I found several Georgette Heyer books at the thrift store, and remembering Practical Conservative's love of the author bought them. Not my usual genre, so we'll see.
My life this fall has been apples, election, and hospital. An acquaintance with a backyard orchard had a bumper crop this year, and we easily picked thirty bags' worth. I learned how to make apple butter, and that is what I'm doing with most of them now. It turns out to not be so easy to dispose of quantities of apple scraps in the city when you are stubbornly refusing to order and use the organics bin that you are being forced to pay for.
The hospital was for my oldest child, who is doing well despite taking a Grand Tour of the medical system across seven different sites this month, for a congenital issue that suddenly became a problem. There is some lingering non-obvious aftermath, but she is chugging through most of the functional tests faster than I would.

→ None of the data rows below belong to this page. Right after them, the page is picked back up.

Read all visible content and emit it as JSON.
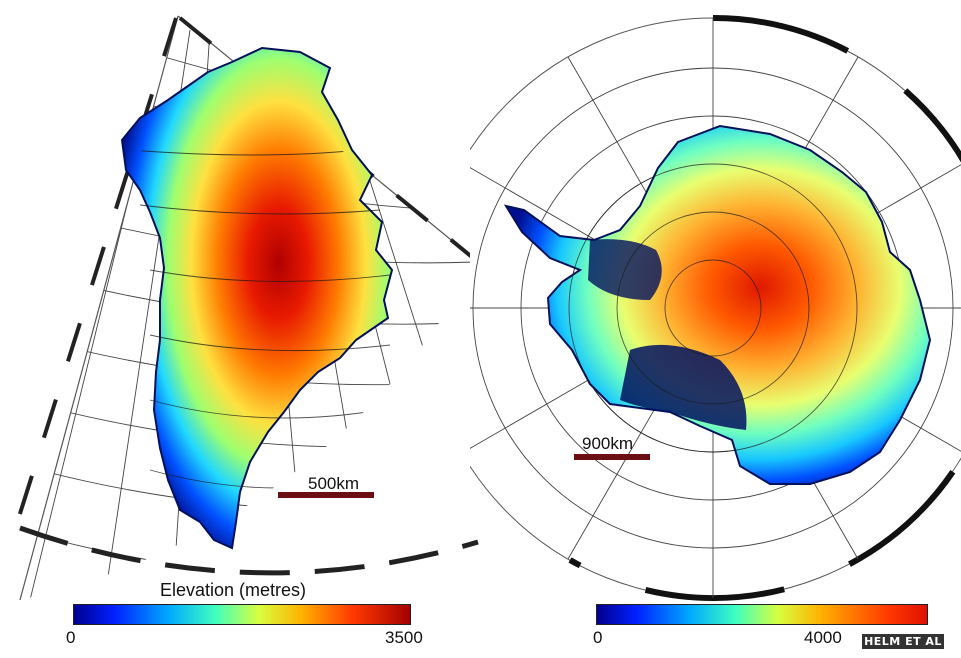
{
  "greenland": {
    "scale_label": "500km",
    "colorbar": {
      "title": "Elevation (metres)",
      "min": "0",
      "max": "3500"
    }
  },
  "antarctica": {
    "scale_label": "900km",
    "colorbar": {
      "min": "0",
      "max": "4000"
    }
  },
  "credit": "HELM ET AL",
  "colors": {
    "low": "#00008f",
    "mid": "#3fffc0",
    "high": "#a40000",
    "scale_bar": "#6b0f12"
  }
}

A neighbor gave me an old table leaf that is more or less the right size for our round living room table, and I put two coats of polyurethane on it. I plan to have Thanksgiving dinner in the living room again; the house has no dining room and it is much more memorable than crowding into the kitchen as usual. The next challenge is the table base: it is a pedestal base--for an oak top that can be six feet long. Someone in the past tried to reinforce the weak point by pounding in a lot of nails. I think I can repurpose the frame of my old homemade dinner table, if I shorten the legs. The hard part will be getting it into place around the pedestal and up under the table top's rails, but it shouldn't be too bad because the frame's legs are attached with removable pegs.